David Zimicki: Pete Seeger should have condemned Soviet repression

Last modified: Friday, February 07, 2014
To the editor:

No doubt, in the catacombs beneath the Kremlin, there are files on Pete Seeger, with five bold red stars and the thankful descriptor “Extremely Useful Idiot.” He was an affable, pleasant-voiced, lifelong “fifth column” for Soviet propaganda and the Soviet critique of America, who only very belatedly and very tepidly adjusted his Communist devotion from, “Communism with a capital C to a lower case c.”

Oh, thanks, but I infinitely prefer actual courageous and penetrating apostates like George Orwell, Arthur Koestler, Whittaker Chambers or David Horowitz. I can’t think of an American more connected with anti-business views and a failure to resist the Communist horror. The western democracies were aghast after World War II at witnessing the Soviet boot heels descending and vigorously grinding upon Estonia, Latvia, Lithuania, Poland, Czechoslovakia, Romania, Yugoslavia, Bulgaria, East Germany, Albania and Hungary. Not one of them was even remotely willing.

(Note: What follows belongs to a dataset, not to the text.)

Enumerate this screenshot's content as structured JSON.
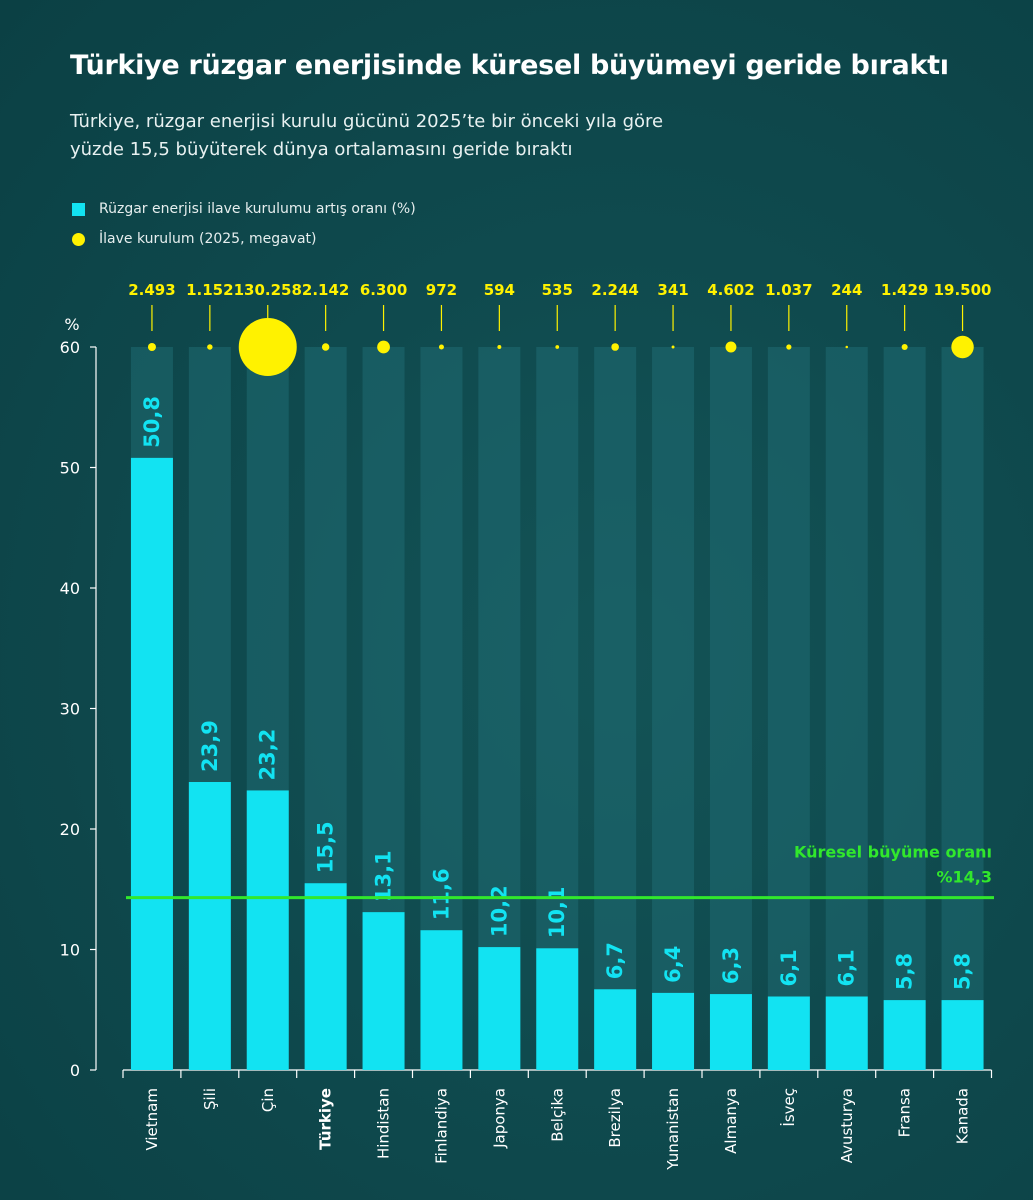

Hoping to not allow more totalitarian police states, there was Korea — which was a totally amazing American save — and then the same noble American intention in Vietnam. This war had been won and then bizarrely walked away from, according to North Vietnamese generals. I contend that the avuncular Pete Seeger bears an awful responsibility for his effective championing of this abandonment.

Ideas are important and have strong effects. Seeger should answer for ideas he promulgated. It is very nice to be anti-war, but hardly difficult. Consider the unfortunates slaughtered after we left. Then, shortly after in Cambodia, came the unfettered savagery of the Pol Pot regime, whose ideas led to the slaughter of 2 million. He knew America would not lift a finger.

There are dozens of histories and memoirs of Soviet-era repression, mass murder and economic failure. There is no excuse for a public intellectual who had so much influence to be so willfully disconnected from what he should have known and what he should have condemned.